And yes, I still straggle to understand attention and transformer (they are my blocks because I have not yet implemented seq2seq myself…). Therefore I wouldn’t be able to think through now for both of them… But I get the idea.
My question is, if text_1 cross both BERT and LSTM, grab the finally hidden state before pooling (I shouldn’t say embedding in the first place, or it is called embedding…), for these two things if I just do PCA analysis, will I see they actually close? PCA is capturing the most important things (vectors?) right? Anyway, people also pointed out I should know how to draw TF-IDF, word2vec, or PCA for data exploration…
Or I should say this,
If I let dataset_1 cross BERT, grab each of the feature embeddings (hidden state before classification head), do PCA on them (say PCA_result_1)
let same dataset_1 cross LSTM, grab each of the feature embeddings (hidden state before classification head), do PCA on them (say PCA_result_2)
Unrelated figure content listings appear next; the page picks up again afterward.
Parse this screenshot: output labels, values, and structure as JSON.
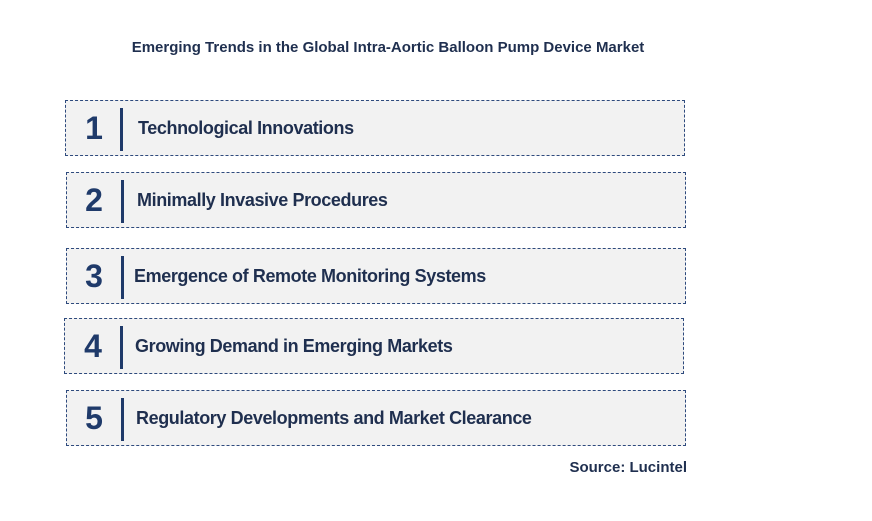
{
  "title": "Emerging Trends in the Global Intra-Aortic Balloon Pump Device Market",
  "trends": [
    {
      "number": "1",
      "label": "Technological Innovations"
    },
    {
      "number": "2",
      "label": "Minimally Invasive Procedures"
    },
    {
      "number": "3",
      "label": "Emergence of Remote Monitoring Systems"
    },
    {
      "number": "4",
      "label": "Growing Demand in Emerging Markets"
    },
    {
      "number": "5",
      "label": "Regulatory Developments and Market Clearance"
    }
  ],
  "source": "Source: Lucintel",
  "colors": {
    "navy": "#1f3a6a",
    "box_fill": "#f2f2f2",
    "text": "#1f2f4f"
  }
}
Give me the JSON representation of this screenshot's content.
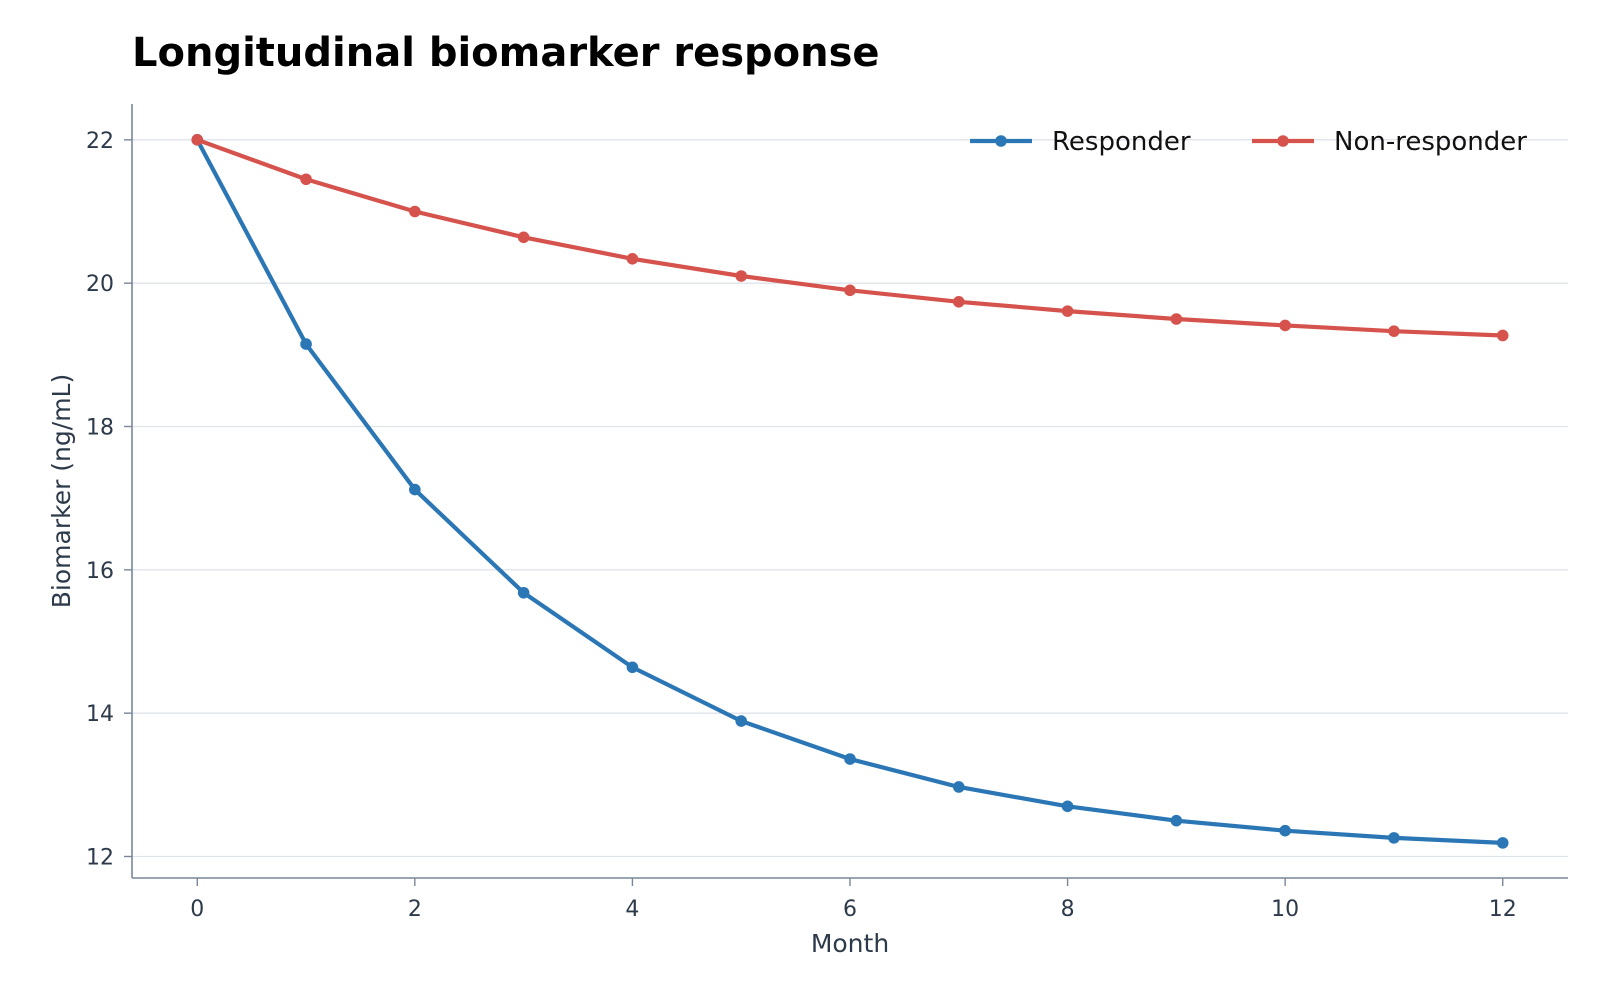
{
  "chart_data": {
    "type": "line",
    "title": "Longitudinal biomarker response",
    "xlabel": "Month",
    "ylabel": "Biomarker (ng/mL)",
    "x": [
      0,
      1,
      2,
      3,
      4,
      5,
      6,
      7,
      8,
      9,
      10,
      11,
      12
    ],
    "xlim": [
      -0.6,
      12.6
    ],
    "ylim": [
      11.7,
      22.5
    ],
    "xticks": [
      0,
      2,
      4,
      6,
      8,
      10,
      12
    ],
    "yticks": [
      12,
      14,
      16,
      18,
      20,
      22
    ],
    "grid": "horizontal",
    "legend_position": "top-right",
    "series": [
      {
        "name": "Responder",
        "color": "#2b76b5",
        "values": [
          22.0,
          19.15,
          17.12,
          15.68,
          14.64,
          13.89,
          13.36,
          12.97,
          12.7,
          12.5,
          12.36,
          12.26,
          12.19
        ]
      },
      {
        "name": "Non-responder",
        "color": "#d6534d",
        "values": [
          22.0,
          21.45,
          21.0,
          20.64,
          20.34,
          20.1,
          19.9,
          19.74,
          19.61,
          19.5,
          19.41,
          19.33,
          19.27
        ]
      }
    ]
  }
}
compare these two PCA results, if BERT PCA distribution is similar as LSTM distribution, then classifier should perform similar?
Thinking about this further, if you generate embeddings for the words in the dataset for your different models, and plot them with a dimensionality reduction technique, we should see decent clustering in both cases. I think this is probably most true for simple problems like sentiment classification were there are only a couple classes, and we know what types of words are positive and negative. So your embedding approach might also work.
Yes… That’s exactly what I am trying to prove…
I got feedback that I am giving out dense of information, therefore I am trying to compare things in the domain they are most comfortable with…
As you mentioned, in the simple 0,1 case, we probably just see a very decent clustering distribution which might not extend to any further use cases… But if I can use it to let people start to accept what I said might be worth a try?
Explain things to non-technical people is what I have heard a lot… and clearly I failed last Friday being asked what is AWD_LSTM, AWD stands for… (Now I know…)